Bowler sees better what matters in that same article:

... mostly I find the daily lives of [prosperity gospel] believers remarkable and, often, inspirational. They face the impossible and demand that God make a way. They refuse to accept crippling debt as insurmountable. They stubbornly get out of their hospital beds and declare themselves healed, and every now and then, it works. ...

***
Before leaving the topic of the prosperity gospel, it seems timely to share this on why many U.S. evangelical voters may be attracted to the seemingly so un- and even anti-Christian Donald Trump:

For many evangelicals, Pentecostals and charismatic Christians, magical thinking has found its expression through the prosperity gospel, much to the consternation of Christians who consider it a heresy and a fraud. A uniquely American contribution to the evolution of Christianity in the modern age, the prosperity gospel teaches that God wants believers to be rich.

It’s also called the health and wealth gospel: Its adherents believe that God blesses the faithful with great wealth, keeps their health robust and cures the faithful of every malady. Successful televangelists boast of revelations received directly from God and of their ability to produce miracles.

If you’re poor or if you’re sick, that’s a sign of a lack of faith. Or in Trump’s parlance, a loser.

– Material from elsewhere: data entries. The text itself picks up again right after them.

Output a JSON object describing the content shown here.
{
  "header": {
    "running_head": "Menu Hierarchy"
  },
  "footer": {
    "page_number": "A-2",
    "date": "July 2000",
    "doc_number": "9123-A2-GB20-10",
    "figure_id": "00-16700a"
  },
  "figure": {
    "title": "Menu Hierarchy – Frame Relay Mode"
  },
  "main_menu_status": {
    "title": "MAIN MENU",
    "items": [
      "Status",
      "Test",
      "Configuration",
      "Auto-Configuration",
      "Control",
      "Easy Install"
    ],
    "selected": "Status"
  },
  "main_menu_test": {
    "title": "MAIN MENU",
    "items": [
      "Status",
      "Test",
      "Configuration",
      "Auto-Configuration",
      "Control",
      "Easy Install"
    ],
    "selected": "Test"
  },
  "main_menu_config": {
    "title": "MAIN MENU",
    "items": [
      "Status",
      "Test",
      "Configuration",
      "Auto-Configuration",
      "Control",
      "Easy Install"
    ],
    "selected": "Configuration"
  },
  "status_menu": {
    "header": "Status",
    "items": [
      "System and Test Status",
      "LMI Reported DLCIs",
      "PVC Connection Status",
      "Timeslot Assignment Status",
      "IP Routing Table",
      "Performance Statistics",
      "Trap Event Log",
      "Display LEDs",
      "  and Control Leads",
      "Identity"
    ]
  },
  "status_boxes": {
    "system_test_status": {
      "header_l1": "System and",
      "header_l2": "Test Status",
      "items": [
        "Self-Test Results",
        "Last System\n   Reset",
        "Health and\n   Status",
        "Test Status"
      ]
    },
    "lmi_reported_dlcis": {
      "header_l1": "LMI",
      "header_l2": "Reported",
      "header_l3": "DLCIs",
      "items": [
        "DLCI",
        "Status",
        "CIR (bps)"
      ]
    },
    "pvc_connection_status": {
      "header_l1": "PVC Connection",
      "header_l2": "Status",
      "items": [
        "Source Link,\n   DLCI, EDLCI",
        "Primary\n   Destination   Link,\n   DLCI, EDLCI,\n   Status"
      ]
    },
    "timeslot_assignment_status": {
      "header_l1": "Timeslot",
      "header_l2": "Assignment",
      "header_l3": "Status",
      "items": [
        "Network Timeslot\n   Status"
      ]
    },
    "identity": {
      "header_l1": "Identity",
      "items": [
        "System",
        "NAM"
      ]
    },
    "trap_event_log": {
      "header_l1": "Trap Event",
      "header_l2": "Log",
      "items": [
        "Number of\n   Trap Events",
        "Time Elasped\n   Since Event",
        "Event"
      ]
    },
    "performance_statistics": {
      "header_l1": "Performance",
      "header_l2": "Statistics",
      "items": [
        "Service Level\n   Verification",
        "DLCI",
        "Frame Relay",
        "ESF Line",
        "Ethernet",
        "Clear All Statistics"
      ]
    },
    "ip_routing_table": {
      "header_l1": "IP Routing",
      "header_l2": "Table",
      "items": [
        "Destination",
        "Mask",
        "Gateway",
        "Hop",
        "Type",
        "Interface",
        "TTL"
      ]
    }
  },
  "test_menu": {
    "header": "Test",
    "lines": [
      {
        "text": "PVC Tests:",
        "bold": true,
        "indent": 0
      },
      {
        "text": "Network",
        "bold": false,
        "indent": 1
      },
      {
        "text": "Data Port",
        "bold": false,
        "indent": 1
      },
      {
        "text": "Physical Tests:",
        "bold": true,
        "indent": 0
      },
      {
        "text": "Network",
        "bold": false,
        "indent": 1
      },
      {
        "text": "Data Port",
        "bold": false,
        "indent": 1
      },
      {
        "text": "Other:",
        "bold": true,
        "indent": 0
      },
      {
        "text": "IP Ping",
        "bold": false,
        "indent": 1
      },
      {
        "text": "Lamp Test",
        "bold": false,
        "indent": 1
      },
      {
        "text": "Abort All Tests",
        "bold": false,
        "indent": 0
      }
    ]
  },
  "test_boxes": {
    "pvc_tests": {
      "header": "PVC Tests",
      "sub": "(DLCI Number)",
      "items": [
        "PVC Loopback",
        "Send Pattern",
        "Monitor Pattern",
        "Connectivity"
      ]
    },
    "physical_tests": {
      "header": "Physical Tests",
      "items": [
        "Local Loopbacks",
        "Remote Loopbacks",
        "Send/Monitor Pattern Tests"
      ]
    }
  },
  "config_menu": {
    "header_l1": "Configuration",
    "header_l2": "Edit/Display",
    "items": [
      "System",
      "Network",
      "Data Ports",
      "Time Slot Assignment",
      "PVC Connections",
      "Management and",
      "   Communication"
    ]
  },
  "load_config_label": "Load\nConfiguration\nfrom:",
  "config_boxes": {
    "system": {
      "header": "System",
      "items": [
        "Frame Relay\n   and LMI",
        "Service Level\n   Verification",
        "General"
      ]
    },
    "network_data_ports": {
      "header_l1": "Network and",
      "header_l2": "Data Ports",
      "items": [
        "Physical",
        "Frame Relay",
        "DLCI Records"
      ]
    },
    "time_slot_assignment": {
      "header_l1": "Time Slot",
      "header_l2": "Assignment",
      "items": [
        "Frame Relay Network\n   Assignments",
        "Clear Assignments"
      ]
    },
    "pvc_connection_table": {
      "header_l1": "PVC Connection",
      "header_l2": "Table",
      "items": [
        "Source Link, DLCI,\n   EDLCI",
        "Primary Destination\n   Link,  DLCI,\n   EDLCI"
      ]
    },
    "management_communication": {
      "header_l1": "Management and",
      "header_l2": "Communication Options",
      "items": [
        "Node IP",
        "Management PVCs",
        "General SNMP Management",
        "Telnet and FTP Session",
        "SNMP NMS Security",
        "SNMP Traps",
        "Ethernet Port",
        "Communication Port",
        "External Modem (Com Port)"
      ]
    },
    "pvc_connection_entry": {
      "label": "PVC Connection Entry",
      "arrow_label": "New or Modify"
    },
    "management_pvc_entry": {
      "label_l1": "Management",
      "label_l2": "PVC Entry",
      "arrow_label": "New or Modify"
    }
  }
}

religion reporter Sarah Posner, Washington Post

If I thought a literal Hell existed -- which I don't -- I'd think there would be a special place in Hell for the peddlers of this rot.

2 comments:

La Roving Rev said...

This is the first time Jan has convinced me to read a book, because I am not that person. But I must know more about this woman's thinking and experience. My grandfather was a Midwestern farmer and evangelical pastor who ended his life feeling he had disappointed God somehow because why else would He have caused the workhorse to spook and crush grandpa's leg, leaving him unable to feed his family? And this man who never had two coats in his life because his bible told him to give one away if there was a poor man in need nearby loathed the "prosperity" men when they came along. He preached AND "organized" against them, running one of their camp meetings out of town by having members of his own congregation witness, surrounding the service reading bible versus about material wealth being not exactly recommended.

Brandon said...

I should read the book sometime. I know a woman who staunchly believes in the prosperity gospel, and she used to go to our church. Her younger brother, a friend of mine who goes to my church, staunchly does not.